Unterdessen erinnert die atomkritische Organisation IPPNW (Internationale Ärzte und Ärztinnen für die Verhütung eine Atomkriegs) an Unfälle in Deutschen Kraftwerken und fordert einen zügigen Ausstieg aus der Atomwirtschaft. Bei Greenpeace geht man sogar noch einen Schritt weiter und verlangt die sofortige Abschaltung der älteren deutschen AKWs, da sie besonders unfallträchtig seien.
Unter anderem kam es im Dezember 2001 im ebenfalls von Vattenfall betriebenen AKW Brunsbüttel an der Unterelbe nordwestlich von Hamburg zu einer Wasserstoffexplosion im Kühlwasserkreislauf. Um ein Haar wäre dieser derart Leck geschlagen, dass der Reaktor nicht mehr abzudichten gewesen wäre. Dennoch hatte der Betreiber Vattenfall den Reaktor erst auf massiven Druck der schleswig-holsteinischen Aufsichtsbehörden zur Inspektion des Unfalls heruntergefahren und auch erst fast zwei Monate nach dem Unfall.
In Schweden war 1980 per Volksabstimmung der Ausstieg aus der Atomkraft beschlossen worden. Lange Zeit hieß es, dass der Ausstieg bis 2010 vollzogen sein soll. Allerdings fehlt es der Regierung an einem klaren Ausstiegskonzept, und noch immer wird die Hälfte des schwedischen Stroms in AKWs erzeugt (Gänzlicher Verzicht auf Öl). Erst im letzten Jahr hatte die Regierung in Stockholm ein milliardenschweres Investitionsprogramm genehmigt, das die in die Jahre gekommenen Meiler aufrüsten soll.

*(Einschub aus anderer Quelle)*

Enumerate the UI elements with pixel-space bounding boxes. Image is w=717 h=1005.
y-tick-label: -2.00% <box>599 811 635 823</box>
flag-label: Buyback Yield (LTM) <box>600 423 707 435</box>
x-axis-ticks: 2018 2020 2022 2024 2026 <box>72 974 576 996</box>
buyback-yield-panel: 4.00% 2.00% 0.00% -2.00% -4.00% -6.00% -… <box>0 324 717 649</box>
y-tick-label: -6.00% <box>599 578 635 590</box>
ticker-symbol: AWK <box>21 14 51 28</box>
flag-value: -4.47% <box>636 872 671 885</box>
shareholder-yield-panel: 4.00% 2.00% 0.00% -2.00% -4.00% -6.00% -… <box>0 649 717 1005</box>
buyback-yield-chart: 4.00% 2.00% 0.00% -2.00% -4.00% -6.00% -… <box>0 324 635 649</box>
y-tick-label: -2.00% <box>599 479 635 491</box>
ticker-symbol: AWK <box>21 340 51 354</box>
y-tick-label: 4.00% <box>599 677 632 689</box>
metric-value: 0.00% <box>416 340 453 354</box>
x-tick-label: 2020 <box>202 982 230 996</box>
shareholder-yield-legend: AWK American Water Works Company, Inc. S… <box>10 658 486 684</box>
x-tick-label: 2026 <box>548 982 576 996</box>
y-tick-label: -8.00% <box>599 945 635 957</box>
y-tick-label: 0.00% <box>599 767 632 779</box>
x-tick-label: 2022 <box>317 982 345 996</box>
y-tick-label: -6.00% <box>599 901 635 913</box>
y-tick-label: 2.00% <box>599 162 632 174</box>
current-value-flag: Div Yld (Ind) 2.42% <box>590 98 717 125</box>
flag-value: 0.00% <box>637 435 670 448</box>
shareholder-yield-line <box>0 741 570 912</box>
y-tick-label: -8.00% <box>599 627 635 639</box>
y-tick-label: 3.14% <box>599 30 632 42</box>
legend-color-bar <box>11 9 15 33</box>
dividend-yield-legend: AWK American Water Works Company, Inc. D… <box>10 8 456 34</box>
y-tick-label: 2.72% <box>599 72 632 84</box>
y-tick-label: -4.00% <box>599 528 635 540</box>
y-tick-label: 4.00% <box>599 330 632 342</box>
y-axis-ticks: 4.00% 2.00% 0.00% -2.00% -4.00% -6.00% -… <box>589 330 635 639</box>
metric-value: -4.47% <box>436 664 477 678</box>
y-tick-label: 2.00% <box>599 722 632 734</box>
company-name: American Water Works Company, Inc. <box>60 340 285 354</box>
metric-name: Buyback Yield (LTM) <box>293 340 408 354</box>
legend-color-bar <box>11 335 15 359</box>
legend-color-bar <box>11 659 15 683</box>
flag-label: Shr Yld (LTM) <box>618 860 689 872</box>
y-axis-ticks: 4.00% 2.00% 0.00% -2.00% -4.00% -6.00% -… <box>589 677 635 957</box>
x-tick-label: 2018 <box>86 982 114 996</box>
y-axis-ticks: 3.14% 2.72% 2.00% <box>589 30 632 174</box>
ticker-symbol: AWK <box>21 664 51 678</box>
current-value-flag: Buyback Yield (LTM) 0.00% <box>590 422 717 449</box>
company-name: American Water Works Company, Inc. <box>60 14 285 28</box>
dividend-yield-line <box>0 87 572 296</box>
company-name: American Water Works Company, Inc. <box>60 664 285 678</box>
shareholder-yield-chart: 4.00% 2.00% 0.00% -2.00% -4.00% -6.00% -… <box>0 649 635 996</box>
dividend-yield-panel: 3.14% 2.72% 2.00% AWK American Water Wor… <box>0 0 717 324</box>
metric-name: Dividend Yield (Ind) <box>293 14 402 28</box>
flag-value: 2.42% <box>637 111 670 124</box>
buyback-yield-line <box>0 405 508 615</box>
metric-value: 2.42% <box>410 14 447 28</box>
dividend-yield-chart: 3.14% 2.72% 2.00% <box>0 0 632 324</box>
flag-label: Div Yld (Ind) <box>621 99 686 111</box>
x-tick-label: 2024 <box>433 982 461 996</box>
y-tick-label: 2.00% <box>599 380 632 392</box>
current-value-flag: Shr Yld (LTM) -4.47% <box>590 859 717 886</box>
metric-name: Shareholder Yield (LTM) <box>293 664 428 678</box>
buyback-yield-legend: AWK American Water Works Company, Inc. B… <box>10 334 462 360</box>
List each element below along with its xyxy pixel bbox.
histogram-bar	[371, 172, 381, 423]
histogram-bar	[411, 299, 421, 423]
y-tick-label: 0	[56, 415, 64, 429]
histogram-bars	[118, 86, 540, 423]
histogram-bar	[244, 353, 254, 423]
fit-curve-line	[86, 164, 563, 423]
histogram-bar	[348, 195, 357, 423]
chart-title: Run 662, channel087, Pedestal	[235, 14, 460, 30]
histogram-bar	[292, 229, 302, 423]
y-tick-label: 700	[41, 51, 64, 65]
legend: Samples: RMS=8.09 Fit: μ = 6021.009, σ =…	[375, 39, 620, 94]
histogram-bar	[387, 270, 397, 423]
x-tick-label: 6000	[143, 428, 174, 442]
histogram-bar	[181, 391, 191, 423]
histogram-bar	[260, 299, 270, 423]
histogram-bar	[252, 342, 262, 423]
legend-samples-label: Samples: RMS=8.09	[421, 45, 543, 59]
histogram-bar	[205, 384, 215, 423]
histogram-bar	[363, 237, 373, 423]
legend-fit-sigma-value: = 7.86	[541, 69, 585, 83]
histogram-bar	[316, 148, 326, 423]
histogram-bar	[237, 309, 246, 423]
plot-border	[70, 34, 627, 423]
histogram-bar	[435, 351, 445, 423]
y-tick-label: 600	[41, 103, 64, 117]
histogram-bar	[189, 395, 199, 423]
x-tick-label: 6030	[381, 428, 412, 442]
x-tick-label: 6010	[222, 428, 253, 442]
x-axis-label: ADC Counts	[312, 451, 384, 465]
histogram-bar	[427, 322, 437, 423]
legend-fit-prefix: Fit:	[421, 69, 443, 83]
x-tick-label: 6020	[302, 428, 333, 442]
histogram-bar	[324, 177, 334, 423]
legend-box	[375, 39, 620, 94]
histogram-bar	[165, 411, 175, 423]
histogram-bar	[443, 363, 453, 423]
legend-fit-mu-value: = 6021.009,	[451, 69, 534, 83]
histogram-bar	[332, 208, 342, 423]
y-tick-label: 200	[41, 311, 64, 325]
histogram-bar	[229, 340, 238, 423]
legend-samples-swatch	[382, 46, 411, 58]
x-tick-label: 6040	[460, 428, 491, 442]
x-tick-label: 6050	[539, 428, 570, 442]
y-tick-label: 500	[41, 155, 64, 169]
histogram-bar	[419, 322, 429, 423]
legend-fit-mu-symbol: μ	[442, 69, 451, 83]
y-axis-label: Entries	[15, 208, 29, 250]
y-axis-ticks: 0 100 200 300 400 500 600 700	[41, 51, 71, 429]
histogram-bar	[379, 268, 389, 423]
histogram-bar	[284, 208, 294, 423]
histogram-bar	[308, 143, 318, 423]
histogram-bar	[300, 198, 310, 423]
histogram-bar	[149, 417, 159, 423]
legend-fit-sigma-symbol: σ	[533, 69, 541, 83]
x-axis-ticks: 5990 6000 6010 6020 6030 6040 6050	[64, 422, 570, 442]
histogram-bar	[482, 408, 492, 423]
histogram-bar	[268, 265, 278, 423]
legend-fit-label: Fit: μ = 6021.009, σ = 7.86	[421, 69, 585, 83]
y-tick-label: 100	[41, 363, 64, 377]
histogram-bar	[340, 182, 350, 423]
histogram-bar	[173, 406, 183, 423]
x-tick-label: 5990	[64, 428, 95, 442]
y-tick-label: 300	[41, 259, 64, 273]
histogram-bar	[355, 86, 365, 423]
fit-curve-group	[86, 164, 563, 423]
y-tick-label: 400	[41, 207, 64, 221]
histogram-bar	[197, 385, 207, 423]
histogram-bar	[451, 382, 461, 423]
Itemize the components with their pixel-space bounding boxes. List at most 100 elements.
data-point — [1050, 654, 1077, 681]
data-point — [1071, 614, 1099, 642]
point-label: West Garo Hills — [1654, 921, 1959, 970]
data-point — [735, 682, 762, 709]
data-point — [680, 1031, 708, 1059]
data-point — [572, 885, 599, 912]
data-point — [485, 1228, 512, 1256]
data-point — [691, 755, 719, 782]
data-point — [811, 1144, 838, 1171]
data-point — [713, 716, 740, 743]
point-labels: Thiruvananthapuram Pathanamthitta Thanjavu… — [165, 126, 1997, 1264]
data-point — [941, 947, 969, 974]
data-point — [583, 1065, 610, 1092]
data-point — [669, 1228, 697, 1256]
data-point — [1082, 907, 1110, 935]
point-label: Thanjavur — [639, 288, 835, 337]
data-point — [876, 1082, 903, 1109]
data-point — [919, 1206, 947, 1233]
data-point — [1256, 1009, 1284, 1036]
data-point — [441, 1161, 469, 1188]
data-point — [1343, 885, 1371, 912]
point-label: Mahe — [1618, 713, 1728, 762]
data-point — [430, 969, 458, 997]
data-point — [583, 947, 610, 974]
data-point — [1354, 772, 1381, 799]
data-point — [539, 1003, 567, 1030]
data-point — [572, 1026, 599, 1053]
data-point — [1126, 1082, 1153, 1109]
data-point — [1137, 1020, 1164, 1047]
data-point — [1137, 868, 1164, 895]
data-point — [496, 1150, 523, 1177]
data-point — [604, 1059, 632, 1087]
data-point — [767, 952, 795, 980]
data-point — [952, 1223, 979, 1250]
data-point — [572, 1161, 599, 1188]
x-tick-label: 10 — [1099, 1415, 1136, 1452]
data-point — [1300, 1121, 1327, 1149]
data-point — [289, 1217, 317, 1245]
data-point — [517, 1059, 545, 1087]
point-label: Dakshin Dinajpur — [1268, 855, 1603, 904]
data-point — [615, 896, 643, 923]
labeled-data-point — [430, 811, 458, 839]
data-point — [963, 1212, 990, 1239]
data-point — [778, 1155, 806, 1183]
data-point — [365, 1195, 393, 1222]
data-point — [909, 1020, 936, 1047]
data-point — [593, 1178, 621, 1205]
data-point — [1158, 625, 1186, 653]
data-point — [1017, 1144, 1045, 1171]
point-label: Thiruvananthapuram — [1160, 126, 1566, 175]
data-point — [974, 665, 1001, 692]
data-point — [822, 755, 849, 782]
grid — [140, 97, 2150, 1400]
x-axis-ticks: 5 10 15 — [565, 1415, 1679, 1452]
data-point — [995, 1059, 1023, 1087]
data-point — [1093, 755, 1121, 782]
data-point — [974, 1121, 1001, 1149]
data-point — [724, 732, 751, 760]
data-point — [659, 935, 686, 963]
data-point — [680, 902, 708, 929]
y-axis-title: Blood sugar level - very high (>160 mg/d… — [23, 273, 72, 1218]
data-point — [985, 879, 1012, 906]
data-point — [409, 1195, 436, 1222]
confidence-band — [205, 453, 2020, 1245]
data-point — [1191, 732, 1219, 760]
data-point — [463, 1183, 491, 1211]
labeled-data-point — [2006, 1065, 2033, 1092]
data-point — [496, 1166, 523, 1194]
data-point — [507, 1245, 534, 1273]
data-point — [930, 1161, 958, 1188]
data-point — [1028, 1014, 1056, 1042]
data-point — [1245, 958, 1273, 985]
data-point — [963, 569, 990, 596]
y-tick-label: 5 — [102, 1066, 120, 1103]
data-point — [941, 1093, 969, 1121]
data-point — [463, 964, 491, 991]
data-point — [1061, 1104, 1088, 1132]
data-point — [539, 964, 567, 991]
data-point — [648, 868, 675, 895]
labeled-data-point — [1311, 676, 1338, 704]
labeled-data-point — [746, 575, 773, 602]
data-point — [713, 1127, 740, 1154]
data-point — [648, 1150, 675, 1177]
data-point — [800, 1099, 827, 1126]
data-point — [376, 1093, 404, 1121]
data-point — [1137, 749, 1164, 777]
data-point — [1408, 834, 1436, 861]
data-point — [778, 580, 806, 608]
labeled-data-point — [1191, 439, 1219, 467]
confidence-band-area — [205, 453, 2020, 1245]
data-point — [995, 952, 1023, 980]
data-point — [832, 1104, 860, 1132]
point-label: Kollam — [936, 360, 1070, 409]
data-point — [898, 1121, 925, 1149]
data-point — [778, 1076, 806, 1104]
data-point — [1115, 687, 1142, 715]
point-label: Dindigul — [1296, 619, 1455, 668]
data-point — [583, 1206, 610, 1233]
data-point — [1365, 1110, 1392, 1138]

Bedenken eines Gerichtes, das auf die zwischenzeitlich verschärfte Umweltgesetzgebung verwies, der die schwedischen AKWs nicht mehr genügten, wurden kurzerhand vom Tisch gewischt.
Entsprechend gut laufen die Geschäfte der AKW-Betreiber. Nach Konzernangaben konnte die Vattenfall-Gruppe im dritten Quartals des Geschäftsjahres 2006 ihre Ergebnisse weiter steigern. Die Umsatzerlöse stiegen von Januar bis September 2006 um 14,2 Prozent auf 105,0 Mrd. SEK (11,3 Mrd. EUR). Die Rendite betrug satte 19,3 Prozent, wie aus einer Mitteilung des Mutterkonzerns in Stockholm hervorgeht. Zur Gewinnsteigerung hat im erheblichen Umfang der deutsche Unternehmenszweig beigetragen, und zwar vor allem aufgrund der höheren Strompreise, wie man bei Vattenfall freimütig einräumt. Das um Sondereinflüsse bereinigte Betriebsergebnis in Deutschland ist im Vergleich zum Vorjahr um 54,4 Prozent auf 1,2 Mrd. EUR gestiegen.